In Deutschland stehen Präparate mit Paracetamol und Ibuprofen für die Behandlung von Säuglingen zur Verfügung. Paracetamol kann ab dem ersten Tag bei einem Körpergewicht von drei Kilogramm gegeben werden. Ibuprofen ist indiziert ab einem Lebensalter von drei Monaten und sechs bis acht Kilogramm Körpergewicht. Gerade auch die Kombinationstherapie bei akutem Fiebergeschehen ist indiziert, da nicht die Maximaldosen der einzelnen Wirkstoffe erreicht werden.

Bei Überdosierungen mit Paracetamol ist die gefährlichste Folge Leberversagen. Dies gilt für Erwachsene, Kinder und Säuglinge gleichermaßen. Paracetamol wird im Körper durch das Enzymsystem Cytochrom P450 (CYP-Enzyme) in der Leber abgebaut. Bei diesem Vorgang entsteht das toxische Abbauprodukt N-Acetyl-p-benzochinonimid.

Normalerweise fängt Glutathion den gefährlichen Metabolit ab. Wird aber bei einer Intoxikation Glutathion im Körper aufgebraucht, bindet der Metabolit an Proteine der Leberzellen. Die Zellen werden geschädigt und sterben ab. Wenn im akuten Mangel kein Ersatz verabreicht wird, schreitet die Leberschädigung voran und äußert sich symptomatisch in Gelbsucht, Unterzuckerung und gesteigerter Blutungsneigung. Unbehandelt kommt es nach etwa einer Woche zu Krämpfen, Kollaps, Koma und schließlich zum Tod.

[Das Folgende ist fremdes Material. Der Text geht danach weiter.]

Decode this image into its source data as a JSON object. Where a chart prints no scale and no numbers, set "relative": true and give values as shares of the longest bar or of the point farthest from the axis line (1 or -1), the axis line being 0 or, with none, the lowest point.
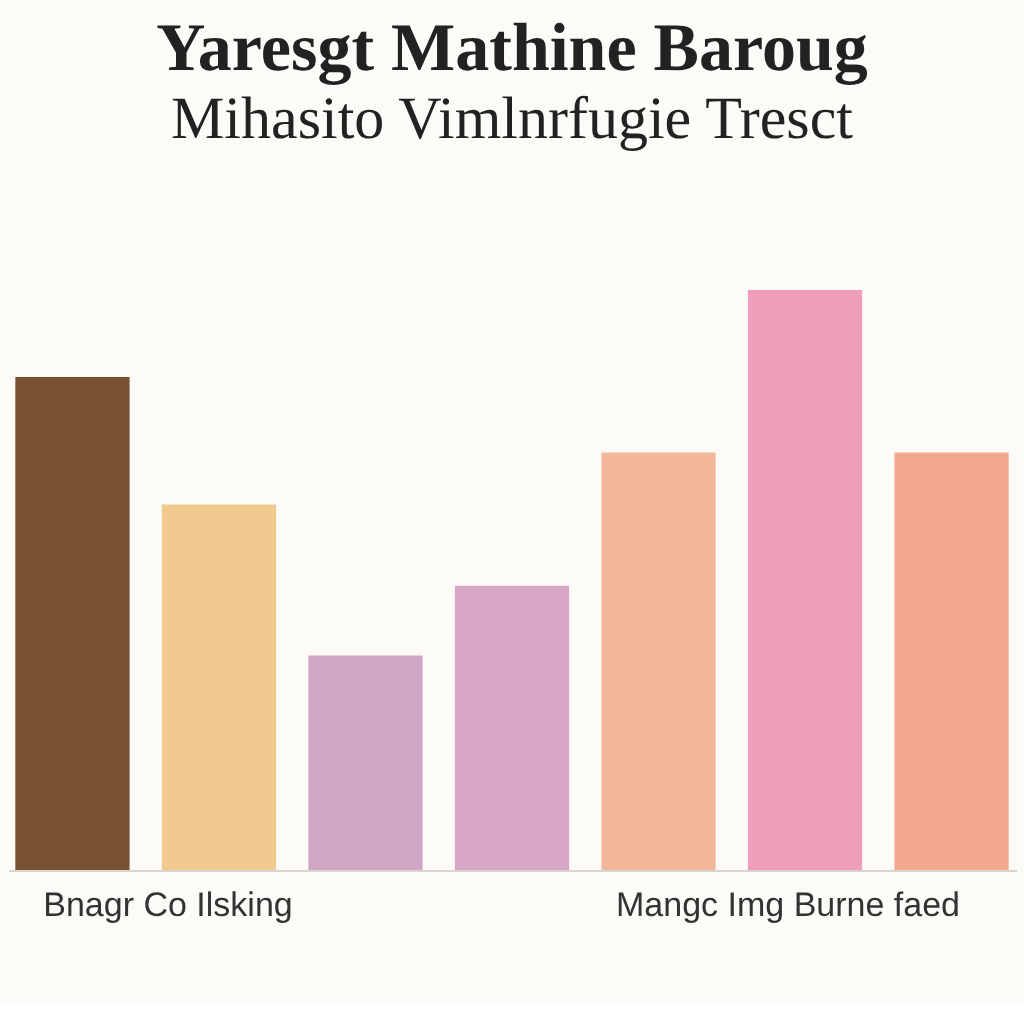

Die Kleinsten haben aber einen gewissen Vorteil: Aufgrund der geringen Ausstattung an Metabolisierungsenzymen nach der Geburt wird Paracetamol deutlich weniger über die CYP-Enzyme in den toxischen Metabolit überführt. Dennoch sei jede unnötige Arzneimittelgabe und Fehldosierung bei Kindern strengstens zu vermeiden, empfehlen die Wissenschaftler.

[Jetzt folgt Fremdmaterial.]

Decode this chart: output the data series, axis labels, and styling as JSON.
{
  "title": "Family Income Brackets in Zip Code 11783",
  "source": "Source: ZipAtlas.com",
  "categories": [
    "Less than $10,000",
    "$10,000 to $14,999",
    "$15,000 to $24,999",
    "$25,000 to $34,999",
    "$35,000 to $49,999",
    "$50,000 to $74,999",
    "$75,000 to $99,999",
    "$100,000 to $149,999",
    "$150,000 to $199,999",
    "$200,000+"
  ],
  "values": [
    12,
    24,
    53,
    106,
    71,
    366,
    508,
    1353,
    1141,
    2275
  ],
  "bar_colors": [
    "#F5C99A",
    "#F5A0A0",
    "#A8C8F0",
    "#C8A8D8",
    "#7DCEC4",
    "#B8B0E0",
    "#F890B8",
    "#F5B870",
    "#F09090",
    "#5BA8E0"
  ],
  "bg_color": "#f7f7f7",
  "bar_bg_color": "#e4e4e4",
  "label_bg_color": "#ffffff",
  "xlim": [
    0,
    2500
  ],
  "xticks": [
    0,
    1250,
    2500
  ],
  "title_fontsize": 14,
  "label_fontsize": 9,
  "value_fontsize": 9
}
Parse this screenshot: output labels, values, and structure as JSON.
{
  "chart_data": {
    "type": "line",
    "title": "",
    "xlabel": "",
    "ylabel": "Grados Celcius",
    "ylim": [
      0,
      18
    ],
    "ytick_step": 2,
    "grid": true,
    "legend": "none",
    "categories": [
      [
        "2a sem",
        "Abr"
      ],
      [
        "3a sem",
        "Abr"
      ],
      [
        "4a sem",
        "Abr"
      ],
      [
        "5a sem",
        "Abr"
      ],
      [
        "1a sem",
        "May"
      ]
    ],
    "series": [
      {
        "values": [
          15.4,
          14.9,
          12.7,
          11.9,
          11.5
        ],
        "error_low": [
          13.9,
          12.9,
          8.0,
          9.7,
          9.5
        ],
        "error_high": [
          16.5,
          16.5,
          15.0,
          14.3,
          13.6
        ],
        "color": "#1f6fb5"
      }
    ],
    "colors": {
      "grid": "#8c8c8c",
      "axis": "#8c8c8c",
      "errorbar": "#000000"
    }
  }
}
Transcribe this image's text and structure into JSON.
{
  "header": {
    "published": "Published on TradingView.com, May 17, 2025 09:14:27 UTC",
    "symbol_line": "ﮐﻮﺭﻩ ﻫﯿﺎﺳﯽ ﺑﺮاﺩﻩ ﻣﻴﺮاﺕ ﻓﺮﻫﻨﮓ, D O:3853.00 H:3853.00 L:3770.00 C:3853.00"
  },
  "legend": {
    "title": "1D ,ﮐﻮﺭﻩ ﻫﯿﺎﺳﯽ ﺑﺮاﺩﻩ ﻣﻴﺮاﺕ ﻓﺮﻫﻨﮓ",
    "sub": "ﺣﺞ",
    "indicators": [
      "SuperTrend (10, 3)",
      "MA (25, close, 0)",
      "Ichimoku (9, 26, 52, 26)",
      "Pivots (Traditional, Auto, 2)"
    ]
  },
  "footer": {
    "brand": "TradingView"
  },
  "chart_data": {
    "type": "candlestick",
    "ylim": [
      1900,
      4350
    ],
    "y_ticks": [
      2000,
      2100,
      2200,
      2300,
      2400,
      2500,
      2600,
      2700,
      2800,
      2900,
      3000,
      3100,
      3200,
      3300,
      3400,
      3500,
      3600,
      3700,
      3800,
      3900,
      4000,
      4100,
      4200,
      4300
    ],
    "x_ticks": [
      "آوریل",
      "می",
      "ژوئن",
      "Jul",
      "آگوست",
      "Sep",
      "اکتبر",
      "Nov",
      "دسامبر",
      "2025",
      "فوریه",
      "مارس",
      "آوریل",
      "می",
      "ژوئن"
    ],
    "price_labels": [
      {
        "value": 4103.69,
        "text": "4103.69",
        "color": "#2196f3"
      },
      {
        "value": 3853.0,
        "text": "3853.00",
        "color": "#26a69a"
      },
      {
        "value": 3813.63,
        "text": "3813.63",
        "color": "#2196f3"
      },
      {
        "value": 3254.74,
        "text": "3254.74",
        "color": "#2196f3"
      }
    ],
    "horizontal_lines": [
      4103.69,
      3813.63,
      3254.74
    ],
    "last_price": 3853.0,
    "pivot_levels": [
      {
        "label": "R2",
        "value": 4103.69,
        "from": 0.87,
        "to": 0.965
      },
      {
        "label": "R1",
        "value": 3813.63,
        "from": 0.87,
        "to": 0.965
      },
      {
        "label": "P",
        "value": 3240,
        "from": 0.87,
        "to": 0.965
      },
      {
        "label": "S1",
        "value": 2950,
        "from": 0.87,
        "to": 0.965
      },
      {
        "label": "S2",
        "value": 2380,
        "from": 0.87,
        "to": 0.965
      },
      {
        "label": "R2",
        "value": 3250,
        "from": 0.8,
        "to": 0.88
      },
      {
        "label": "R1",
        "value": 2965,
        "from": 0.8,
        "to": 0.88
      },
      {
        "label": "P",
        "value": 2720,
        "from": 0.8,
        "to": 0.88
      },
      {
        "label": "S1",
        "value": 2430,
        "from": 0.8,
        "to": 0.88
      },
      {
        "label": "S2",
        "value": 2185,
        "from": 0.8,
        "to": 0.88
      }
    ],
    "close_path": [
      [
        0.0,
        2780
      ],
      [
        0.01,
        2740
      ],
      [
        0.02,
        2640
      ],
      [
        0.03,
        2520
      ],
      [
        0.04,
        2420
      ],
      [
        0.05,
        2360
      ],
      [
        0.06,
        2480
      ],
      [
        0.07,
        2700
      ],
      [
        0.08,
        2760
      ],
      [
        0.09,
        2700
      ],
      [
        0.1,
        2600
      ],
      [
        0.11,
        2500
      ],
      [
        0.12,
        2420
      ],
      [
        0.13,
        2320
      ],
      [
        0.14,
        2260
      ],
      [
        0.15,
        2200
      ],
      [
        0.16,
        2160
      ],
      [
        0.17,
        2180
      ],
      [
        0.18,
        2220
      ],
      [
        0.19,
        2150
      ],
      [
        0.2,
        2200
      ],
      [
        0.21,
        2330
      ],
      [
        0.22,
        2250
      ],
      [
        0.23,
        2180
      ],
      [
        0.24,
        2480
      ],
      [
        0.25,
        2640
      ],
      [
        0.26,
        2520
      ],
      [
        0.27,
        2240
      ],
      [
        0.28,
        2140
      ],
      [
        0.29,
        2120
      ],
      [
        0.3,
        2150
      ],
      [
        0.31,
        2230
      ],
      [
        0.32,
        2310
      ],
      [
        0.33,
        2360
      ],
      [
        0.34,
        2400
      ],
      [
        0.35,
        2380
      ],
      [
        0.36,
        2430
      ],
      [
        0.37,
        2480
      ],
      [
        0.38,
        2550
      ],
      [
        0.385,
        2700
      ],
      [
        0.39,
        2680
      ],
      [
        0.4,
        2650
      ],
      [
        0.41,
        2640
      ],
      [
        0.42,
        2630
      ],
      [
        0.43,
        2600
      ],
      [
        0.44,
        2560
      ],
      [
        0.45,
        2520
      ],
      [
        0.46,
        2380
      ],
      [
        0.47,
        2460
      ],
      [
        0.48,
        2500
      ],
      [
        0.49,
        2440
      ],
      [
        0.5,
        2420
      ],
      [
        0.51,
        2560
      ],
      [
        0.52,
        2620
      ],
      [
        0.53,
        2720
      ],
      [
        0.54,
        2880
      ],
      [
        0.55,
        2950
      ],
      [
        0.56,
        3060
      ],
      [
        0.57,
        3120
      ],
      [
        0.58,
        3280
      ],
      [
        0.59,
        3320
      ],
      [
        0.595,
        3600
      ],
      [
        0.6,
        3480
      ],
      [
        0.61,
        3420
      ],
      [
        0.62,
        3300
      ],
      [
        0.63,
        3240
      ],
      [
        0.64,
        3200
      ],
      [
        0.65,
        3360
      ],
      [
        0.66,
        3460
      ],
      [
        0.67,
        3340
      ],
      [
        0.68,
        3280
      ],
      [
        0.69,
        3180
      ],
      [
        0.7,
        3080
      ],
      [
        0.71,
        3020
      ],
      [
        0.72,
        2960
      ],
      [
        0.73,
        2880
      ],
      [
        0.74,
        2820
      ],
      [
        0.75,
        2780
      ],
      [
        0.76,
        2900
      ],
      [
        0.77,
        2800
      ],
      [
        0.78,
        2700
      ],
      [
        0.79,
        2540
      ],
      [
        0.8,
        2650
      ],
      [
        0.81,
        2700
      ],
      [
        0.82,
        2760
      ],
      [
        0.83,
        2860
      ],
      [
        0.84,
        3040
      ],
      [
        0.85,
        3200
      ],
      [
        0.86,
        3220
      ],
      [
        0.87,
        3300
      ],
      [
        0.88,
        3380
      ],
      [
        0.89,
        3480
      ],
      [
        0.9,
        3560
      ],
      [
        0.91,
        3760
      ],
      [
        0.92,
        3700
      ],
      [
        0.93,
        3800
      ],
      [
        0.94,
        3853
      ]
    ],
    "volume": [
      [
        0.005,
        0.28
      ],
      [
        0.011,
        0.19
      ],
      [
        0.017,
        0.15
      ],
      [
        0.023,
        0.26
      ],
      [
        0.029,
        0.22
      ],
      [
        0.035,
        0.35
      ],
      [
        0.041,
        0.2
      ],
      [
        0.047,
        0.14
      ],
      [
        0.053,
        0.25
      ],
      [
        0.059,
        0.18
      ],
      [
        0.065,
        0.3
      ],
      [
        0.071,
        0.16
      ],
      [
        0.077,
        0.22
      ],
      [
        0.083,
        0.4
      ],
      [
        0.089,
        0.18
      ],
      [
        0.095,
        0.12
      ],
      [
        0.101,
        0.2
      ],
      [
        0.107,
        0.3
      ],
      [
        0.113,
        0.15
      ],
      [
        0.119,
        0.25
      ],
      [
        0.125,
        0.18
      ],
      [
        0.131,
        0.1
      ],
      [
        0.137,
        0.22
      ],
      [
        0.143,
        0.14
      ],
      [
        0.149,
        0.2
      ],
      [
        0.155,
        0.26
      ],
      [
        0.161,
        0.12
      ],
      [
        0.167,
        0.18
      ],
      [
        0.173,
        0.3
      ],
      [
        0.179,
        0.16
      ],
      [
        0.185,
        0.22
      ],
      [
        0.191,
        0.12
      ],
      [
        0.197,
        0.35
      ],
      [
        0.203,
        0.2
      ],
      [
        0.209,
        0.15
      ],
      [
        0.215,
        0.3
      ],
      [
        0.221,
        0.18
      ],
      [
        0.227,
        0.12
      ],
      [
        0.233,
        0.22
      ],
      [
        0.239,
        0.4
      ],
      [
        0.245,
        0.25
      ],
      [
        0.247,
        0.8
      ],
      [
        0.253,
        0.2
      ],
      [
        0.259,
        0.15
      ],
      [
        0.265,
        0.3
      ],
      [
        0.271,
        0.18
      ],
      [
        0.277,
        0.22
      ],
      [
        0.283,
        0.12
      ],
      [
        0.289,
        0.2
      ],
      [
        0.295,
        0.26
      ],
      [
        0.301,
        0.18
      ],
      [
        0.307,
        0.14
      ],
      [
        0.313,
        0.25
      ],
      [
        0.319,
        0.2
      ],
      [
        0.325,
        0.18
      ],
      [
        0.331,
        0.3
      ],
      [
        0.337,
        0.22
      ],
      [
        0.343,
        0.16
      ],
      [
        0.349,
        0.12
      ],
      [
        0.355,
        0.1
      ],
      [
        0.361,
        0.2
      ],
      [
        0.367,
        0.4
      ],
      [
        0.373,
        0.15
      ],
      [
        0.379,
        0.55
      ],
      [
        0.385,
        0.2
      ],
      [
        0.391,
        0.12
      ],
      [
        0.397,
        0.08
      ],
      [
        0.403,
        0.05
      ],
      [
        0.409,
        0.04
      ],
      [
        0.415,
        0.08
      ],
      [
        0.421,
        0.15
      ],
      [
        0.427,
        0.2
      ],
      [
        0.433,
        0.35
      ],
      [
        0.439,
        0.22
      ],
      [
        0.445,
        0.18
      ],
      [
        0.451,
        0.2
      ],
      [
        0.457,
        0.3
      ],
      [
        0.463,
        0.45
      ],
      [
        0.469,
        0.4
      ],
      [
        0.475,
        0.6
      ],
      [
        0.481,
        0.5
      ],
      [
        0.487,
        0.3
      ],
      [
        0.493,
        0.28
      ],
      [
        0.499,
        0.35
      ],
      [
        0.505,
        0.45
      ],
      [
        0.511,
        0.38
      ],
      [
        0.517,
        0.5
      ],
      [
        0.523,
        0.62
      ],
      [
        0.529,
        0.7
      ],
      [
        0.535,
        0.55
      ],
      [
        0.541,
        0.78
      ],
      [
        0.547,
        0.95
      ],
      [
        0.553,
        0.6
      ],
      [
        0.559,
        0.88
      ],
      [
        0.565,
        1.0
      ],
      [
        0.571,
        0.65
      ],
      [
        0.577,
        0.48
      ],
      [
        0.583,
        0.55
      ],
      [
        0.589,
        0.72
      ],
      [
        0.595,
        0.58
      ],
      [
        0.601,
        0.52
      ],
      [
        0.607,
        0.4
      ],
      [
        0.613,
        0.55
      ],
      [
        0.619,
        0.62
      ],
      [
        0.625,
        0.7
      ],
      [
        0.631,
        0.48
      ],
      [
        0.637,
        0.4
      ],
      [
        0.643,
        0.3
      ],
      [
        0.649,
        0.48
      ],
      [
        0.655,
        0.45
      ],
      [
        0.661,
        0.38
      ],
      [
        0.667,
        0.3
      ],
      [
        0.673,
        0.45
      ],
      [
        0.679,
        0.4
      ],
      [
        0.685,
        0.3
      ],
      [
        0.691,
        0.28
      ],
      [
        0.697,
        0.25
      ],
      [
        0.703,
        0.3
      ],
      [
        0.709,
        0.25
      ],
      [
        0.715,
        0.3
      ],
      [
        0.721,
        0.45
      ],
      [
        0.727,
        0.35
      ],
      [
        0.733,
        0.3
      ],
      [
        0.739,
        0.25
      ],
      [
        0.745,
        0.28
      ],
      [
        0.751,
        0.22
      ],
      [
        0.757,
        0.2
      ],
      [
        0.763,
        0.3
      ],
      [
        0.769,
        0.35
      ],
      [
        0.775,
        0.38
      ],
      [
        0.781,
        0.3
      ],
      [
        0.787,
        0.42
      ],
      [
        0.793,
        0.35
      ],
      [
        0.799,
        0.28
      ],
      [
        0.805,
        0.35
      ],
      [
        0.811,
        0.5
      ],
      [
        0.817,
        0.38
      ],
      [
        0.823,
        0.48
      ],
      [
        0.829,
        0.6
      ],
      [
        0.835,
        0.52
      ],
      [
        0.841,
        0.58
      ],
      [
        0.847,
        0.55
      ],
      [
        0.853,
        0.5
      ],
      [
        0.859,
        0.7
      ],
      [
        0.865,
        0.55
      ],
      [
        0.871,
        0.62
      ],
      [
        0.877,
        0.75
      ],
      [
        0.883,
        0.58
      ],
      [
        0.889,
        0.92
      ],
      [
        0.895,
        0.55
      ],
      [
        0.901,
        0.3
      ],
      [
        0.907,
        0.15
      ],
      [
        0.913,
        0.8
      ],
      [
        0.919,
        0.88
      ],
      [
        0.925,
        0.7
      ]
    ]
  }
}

In Schweden ist Paracetamol seit November in Tablettenform wieder apothekenpflichtig. Sechs Jahre lang war das Analgetikum auch im Mass Market zu Hause. Seitdem war die Zahl der Vergiftungsfälle gestiegen. Paracetamol in flüssiger Form und als Brausetablette ist weiterhin frei verkäuflich.